Where the film occasionally falters is in its tendency to explain its themes through dialogue instead of dramatizing them. This is most apparent in Trisha’s arc. Her motivation to pursue law as a means to challenge gender inequality in the country is timely and important, but much of it is conveyed through dialogue rather than action. As a queer law student already facing institutional constraints, her story feels primed for a more confrontational moment, such as a direct clash with the university administration over restrictive dress codes for the graduation ceremonies or gendered expectations within the classroom. Showing her resistance within the system would have given her struggle sharper specificity, especially since these policies remain a reality in many academic spaces in the country.
It would have also added real weight to the film if Erik’s fight against the Hidalgos had been shown fully in court, not just hinted at, but confronted head-on. Seeing that legal struggle unfold would have grounded the story in something concrete: the idea that systems can be challenged, that the law is not meant to serve only those already in power, and that justice should reflect the needs of the many rather than protect the comfort of the few. Without that lens, his role feels more symbolic than transformative, and a crucial opportunity to show resistance within the system is left unexplored.

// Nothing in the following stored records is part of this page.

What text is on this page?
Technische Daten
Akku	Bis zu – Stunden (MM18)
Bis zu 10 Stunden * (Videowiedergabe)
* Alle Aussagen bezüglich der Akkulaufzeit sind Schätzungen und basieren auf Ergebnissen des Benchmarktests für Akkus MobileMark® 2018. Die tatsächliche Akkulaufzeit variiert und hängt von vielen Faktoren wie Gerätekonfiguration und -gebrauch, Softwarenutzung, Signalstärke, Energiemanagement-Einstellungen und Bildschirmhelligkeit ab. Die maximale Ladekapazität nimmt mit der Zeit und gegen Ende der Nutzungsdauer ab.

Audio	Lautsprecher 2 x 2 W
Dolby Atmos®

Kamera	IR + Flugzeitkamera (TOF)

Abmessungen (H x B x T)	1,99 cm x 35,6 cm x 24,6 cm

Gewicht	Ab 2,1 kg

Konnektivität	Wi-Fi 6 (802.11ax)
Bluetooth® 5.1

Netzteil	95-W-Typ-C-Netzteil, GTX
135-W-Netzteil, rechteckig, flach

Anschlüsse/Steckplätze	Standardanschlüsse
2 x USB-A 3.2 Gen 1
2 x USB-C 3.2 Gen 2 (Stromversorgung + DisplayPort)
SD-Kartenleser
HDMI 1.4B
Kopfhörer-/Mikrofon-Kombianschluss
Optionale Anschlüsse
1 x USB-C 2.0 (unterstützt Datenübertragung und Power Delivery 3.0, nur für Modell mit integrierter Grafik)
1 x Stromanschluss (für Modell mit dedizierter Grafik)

And yet, despite these flaws, the film still manages to land somewhere meaningful. There is an underlying sincerity that carries it forward, a sense that it is reaching out rather than being performative. Bar Boys: After School is a film made for people who are worn down, those who are struggling, those who are tired of pushing against forces that feel immovable, those who want to fight but don’t know where to begin. Beyond its call for justice, it speaks to a deeper, more fragile battle: the effort to keep believing in a dream while navigating loss, fear, and exhaustion. It understands that not all fights are loud, and not all courage looks heroic.
The film may be a little messy in structure, but its heart remains intact. Bar Boys: After School stands as a reminder that dreaming itself can be an act of defiance, especially when the world gives you every reason to stop. This is a story not just about chasing your dreams and changing the system, but about refusing to let it take away the reason you started fighting in the first place.
Bar Boys: After School is currently showing in select cinemas nationwide as part of this year’s Metro Manila Film Festival.